You built agents (M9), orchestrated them (M18), and built them in eight frameworks (M19). One question decides whether any of that is safe to ship: how do you KNOW it works? An agent that takes its own steps can quietly call the wrong tool, loop forever, or give a confident wrong answer. Today you build the two tools that make agents shippable: observability (see every step it took) and evaluation (score whether each step was right), and you watch your evals catch a bug the moment it is introduced.

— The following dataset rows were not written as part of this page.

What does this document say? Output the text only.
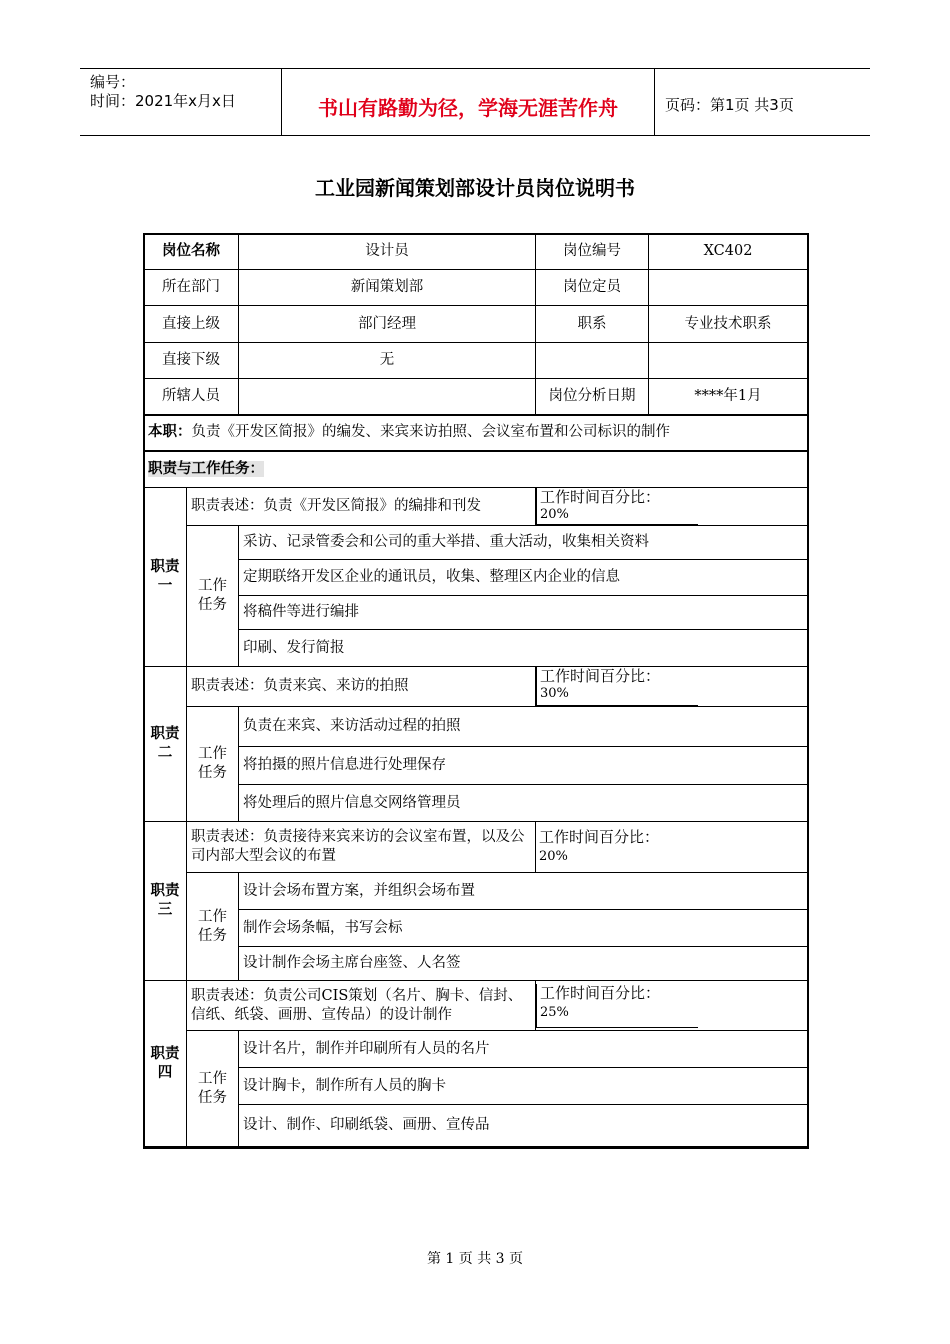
编号：
时间：2021年x月x日	书山有路勤为径，学海无涯苦作舟	页码：第1页 共3页
工业园新闻策划部设计员岗位说明书
岗位名称		设计员	岗位编号	XC402
所在部门		新闻策划部	岗位定员	
直接上级		部门经理	职系	专业技术职系
直接下级		无		
所辖人员			岗位分析日期	****年1月
本职：负责《开发区简报》的编发、来宾来访拍照、会议室布置和公司标识的制作				
职责与工作任务：				
职责一	职责表述：负责《开发区简报》的编排和刊发		工作时间百分比：
20%	

	工作任务	采访、记录管委会和公司的重大举措、重大活动，收集相关资料		
		定期联络开发区企业的通讯员，收集、整理区内企业的信息		
		将稿件等进行编排		
		印刷、发行简报		
职责二	职责表述：负责来宾、来访的拍照		工作时间百分比：
30%	

	工作任务	负责在来宾、来访活动过程的拍照		
		将拍摄的照片信息进行处理保存		
		将处理后的照片信息交网络管理员		
职责三	职责表述：负责接待来宾来访的会议室布置，以及公司内部大型会议的布置		工作时间百分比：
20%	

	工作任务	设计会场布置方案，并组织会场布置		
		制作会场条幅，书写会标		
		设计制作会场主席台座签、人名签		
职责四	职责表述：负责公司CIS策划（名片、胸卡、信封、信纸、纸袋、画册、宣传品）的设计制作		工作时间百分比：
25%	

	工作任务	设计名片，制作并印刷所有人员的名片		
		设计胸卡，制作所有人员的胸卡		
		设计、制作、印刷纸袋、画册、宣传品		
第 1 页 共 3 页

Today's win: a tracer that shows every model call and tool call your agent made, plus an eval scorecard that turns red the instant the agent regresses.

Today you will

  • Add observability: record every step (model calls, tool calls, tokens, timing, errors) as a trace
  • Read a trace to debug an agent that misbehaves, instead of guessing
  • Write an evaluation harness: test cases plus scorers that check the answer AND the trace
  • Catch a regression: break the agent on purpose and watch the scorecard fail
  • Know the production tools (LangSmith, Langfuse, Arize Phoenix, OpenTelemetry) and what they record

Run of show (about 60 minutes)

Time What we do
0:00 Hook: you cannot ship what you cannot see or measure
0:05 The one idea: observability tells you WHAT happened, evaluation tells you if it was RIGHT (read notes.md)
0:12 Lab Part A: instrument the agent and read its trace
0:30 Lab Part B: write an eval suite, then break the agent and catch the regression
0:52 Show: post a trace and a scorecard (one green, one red)
1:00 Wrap

If you get stuck

  • Builds on M9 (the agent loop), M19 (the multiply agent we reuse), and M10 (evaluation ideas). Reuse your .env key only for live runs; the tracer and the rule-based evals run with a mock and cost nothing.
  • The whole toolkit is plain Python, no new libraries to install. Nothing here can harm your computer.
  • If a trace looks wrong, that is the point: the trace is how you find the bug. Re-read the You should now see line under each step.

Optional challenge

Add a loop detector scorer: fail any run where the same tool is called more than three times in one trace (a classic runaway-agent smell). Then write a test case that triggers it. Catching loops before they cost real money is exactly what observability plus evaluation is for.